Pybites Logo

Citation indexes

Level: Intermediate (score: 3)

Academic research innovates by publishing papers, i.e., documents collecting ideas and experimental results. Google Scholar -- powered by Google Search -- enables you to search through academic literature across multiple research fields.

Multiple metrics have been proposed to quantify the quality and quantity of a researcher body of work, but they are all based on citations count.

Basically, when you write your paper, it is likely you need to mention previous work already published. Each of such citations is increasing the importance of the associated paper. As result, each entry found in a Google Scholar search shows you also its citation count: the higher the count, the higher the paper importance according to the research community.

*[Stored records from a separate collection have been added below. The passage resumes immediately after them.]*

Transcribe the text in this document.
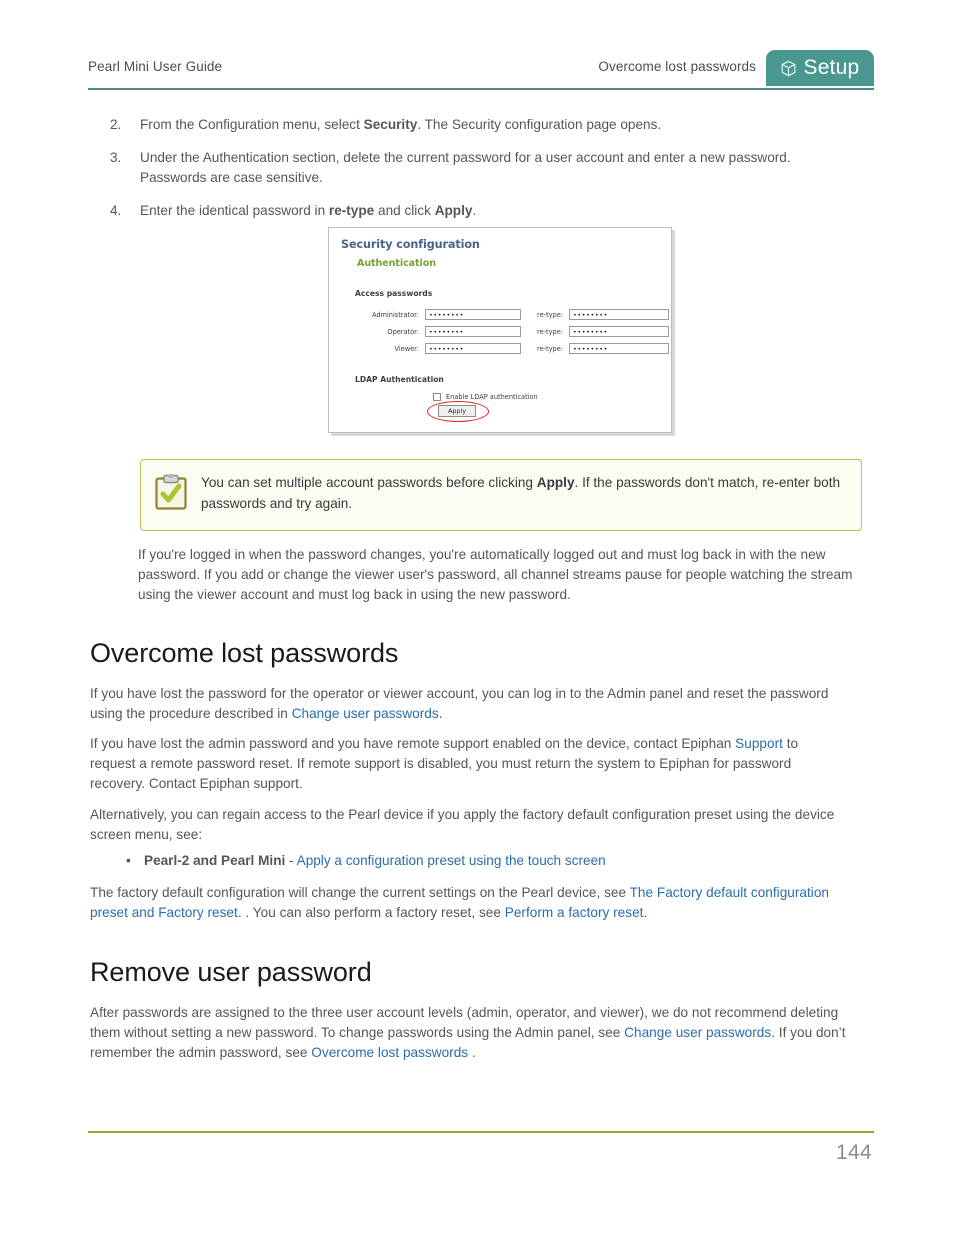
Pearl Mini User Guide	Overcome lost passwords Setup
2.	From the Configuration menu, select Security. The Security configuration page opens.
3.	Under the Authentication section, delete the current password for a user account and enter a new password. Passwords are case sensitive.
4.	Enter the identical password in re-type and click Apply.
Security configuration
Authentication
Access passwords
Administrator:	••••••••	re-type:	••••••••
Operator:	••••••••	re-type:	••••••••
Viewer:	••••••••	re-type:	••••••••
LDAP Authentication
Enable LDAP authentication
Apply
You can set multiple account passwords before clicking Apply. If the passwords don't match, re-enter both passwords and try again.

If you're logged in when the password changes, you're automatically logged out and must log back in with the new password. If you add or change the viewer user's password, all channel streams pause for people watching the stream using the viewer account and must log back in using the new password.

Overcome lost passwords

If you have lost the password for the operator or viewer account, you can log in to the Admin panel and reset the password using the procedure described in Change user passwords.

If you have lost the admin password and you have remote support enabled on the device, contact Epiphan Support to request a remote password reset. If remote support is disabled, you must return the system to Epiphan for password recovery. Contact Epiphan support.

Alternatively, you can regain access to the Pearl device if you apply the factory default configuration preset using the device screen menu, see:

• Pearl-2 and Pearl Mini - Apply a configuration preset using the touch screen

The factory default configuration will change the current settings on the Pearl device, see The Factory default configuration preset and Factory reset. . You can also perform a factory reset, see Perform a factory reset.

Remove user password

After passwords are assigned to the three user account levels (admin, operator, and viewer), we do not recommend deleting them without setting a new password. To change passwords using the Admin panel, see Change user passwords. If you don’t remember the admin password, see Overcome lost passwords .

144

By extension, to judge the body of work of an academic writer you can look at how many times his/her publications have been cited by other researchers: you need a citation index.

If you register in Google Scholar, Google generates (and automatically updates over time) your publications list, and provides you your h-index and i10-index, two popular citation indexes.

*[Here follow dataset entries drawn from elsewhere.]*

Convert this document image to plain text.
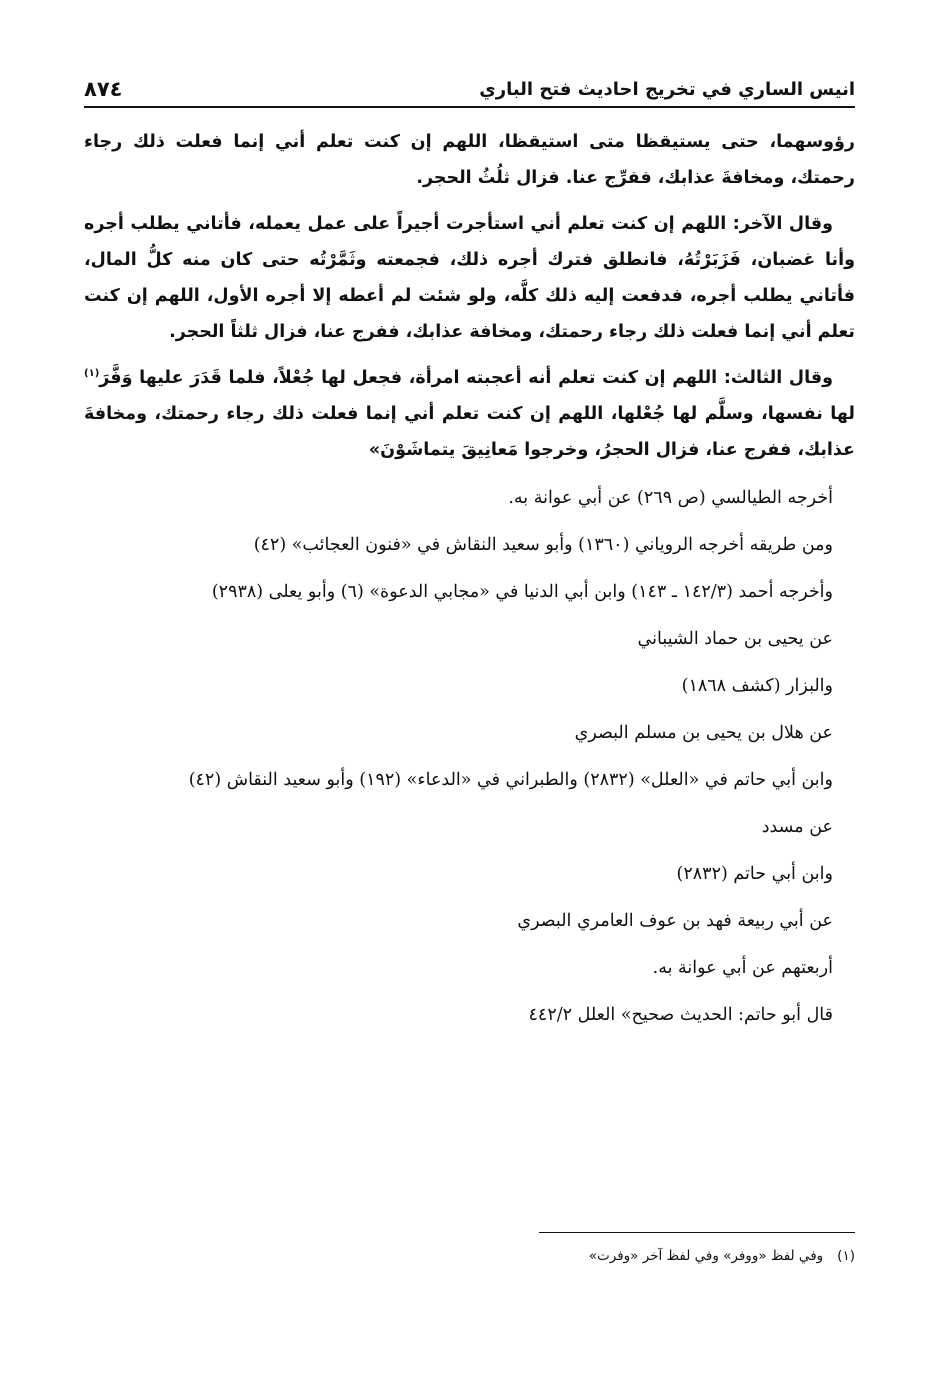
انيس الساري في تخريج احاديث فتح الباري
٨٧٤

رؤوسهما، حتى يستيقظا متى استيقظا، اللهم إن كنت تعلم أني إنما فعلت ذلك رجاء رحمتك، ومخافةَ عذابك، ففرِّج عنا. فزال ثلُثُ الحجر.

وقال الآخر: اللهم إن كنت تعلم أني استأجرت أجيراً على عمل يعمله، فأتاني يطلب أجره وأنا غضبان، فَزَبَرْتُهُ، فانطلق فترك أجره ذلك، فجمعته وثَمَّرْتُه حتى كان منه كلُّ المال، فأتاني يطلب أجره، فدفعت إليه ذلك كلَّه، ولو شئت لم أعطه إلا أجره الأول، اللهم إن كنت تعلم أني إنما فعلت ذلك رجاء رحمتك، ومخافة عذابك، ففرج عنا، فزال ثلثاً الحجر.

وقال الثالث: اللهم إن كنت تعلم أنه أعجبته امرأة، فجعل لها جُعْلاً، فلما قَدَرَ عليها وَفَّرَ$^{(١)}$ لها نفسها، وسلَّم لها جُعْلها، اللهم إن كنت تعلم أني إنما فعلت ذلك رجاء رحمتك، ومخافةَ عذابك، ففرج عنا، فزال الحجرُ، وخرجوا مَعانِيقَ يتماشَوْنَ»

أخرجه الطيالسي (ص ٢٦٩) عن أبي عوانة به.

ومن طريقه أخرجه الروياني (١٣٦٠) وأبو سعيد النقاش في «فنون العجائب» (٤٢)

وأخرجه أحمد (١٤٢/٣ ـ ١٤٣) وابن أبي الدنيا في «مجابي الدعوة» (٦) وأبو يعلى (٢٩٣٨)

عن يحيى بن حماد الشيباني

والبزار (كشف ١٨٦٨)

عن هلال بن يحيى بن مسلم البصري

وابن أبي حاتم في «العلل» (٢٨٣٢) والطبراني في «الدعاء» (١٩٢) وأبو سعيد النقاش (٤٢)

عن مسدد

وابن أبي حاتم (٢٨٣٢)

عن أبي ربيعة فهد بن عوف العامري البصري

أربعتهم عن أبي عوانة به.

قال أبو حاتم: الحديث صحيح» العلل ٤٤٢/٢

(١)وفي لفظ «ووفر» وفي لفظ آخر «وفرت»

For instance, this is the profile of Charles Darwin (notice the indexes on the top right).

The definitions of those indexes are:

* i10-index is the number of papers with at least 10 citations.

* h-index is the maximum value of h such that the given author/journal has published at least h papers that have each been cited at least h times.

Your job in this Bite is to code the algorithms to compute such metrics. 

Your input is citations, a list (or tuple) containing positive integers (greater than or equal to zero) each representing the citations accumulated by a different paper.

You need to find and return h and i10 using such counters and based on the definitions above.

We further stress that both h and i10 represent a "selection of papers", thus their possible values are in the range 0..len(citations) (both edges included).

Some examples for i10-index

>>> i10_index([0, 0, 1, 1, 10])
1
>>> i10_index((0, 0, 1, 1))
0

In the first example i10 is 1 since only one paper has at least 10 citations, namely the 5th paper. Conversely, in the second example i10 is zero since there are no papers with at least 10 citations.

Some examples for h-index

>>> h_index([0, 0, 1, 1, 10, 5, 1, 3])
3
>>> h_index([0, 0, 1, 1])
1

In the first example h is 3 since there are 3 papers with at least 3 citations, namely the 5th paper (10 citations), the 6th paper (5 citations) and the 8th paper (3 citations).

In the second example h is 1 even if you have 2 papers with 1 citations. In fact, to have an h-index of 2 you would need 2 papers with at least 2 citations each, but here you have 2 papers with only 1 citation each, so the maximum value of h that is possible is 1 which you read as "there is at least 1 paper with at least 1 citation".

As mentioned, citations can be a list or tuple, so raise a TypeError otherwise, and specify the message "Unsupported input type: use either a list or a tuple".

Instead, raise a ValueError if citations is None, empty, or does not contain positive integer, and specify the message "Unsupported input value: citations cannot be neither empty nor None, and can only have positive integers"

Hint: if you are stuck and the definition of h-index is confusing to you, try having a look at the wikipedia article linked above as it contains also a visual explanation of the logic behind the index.

Happy python coding!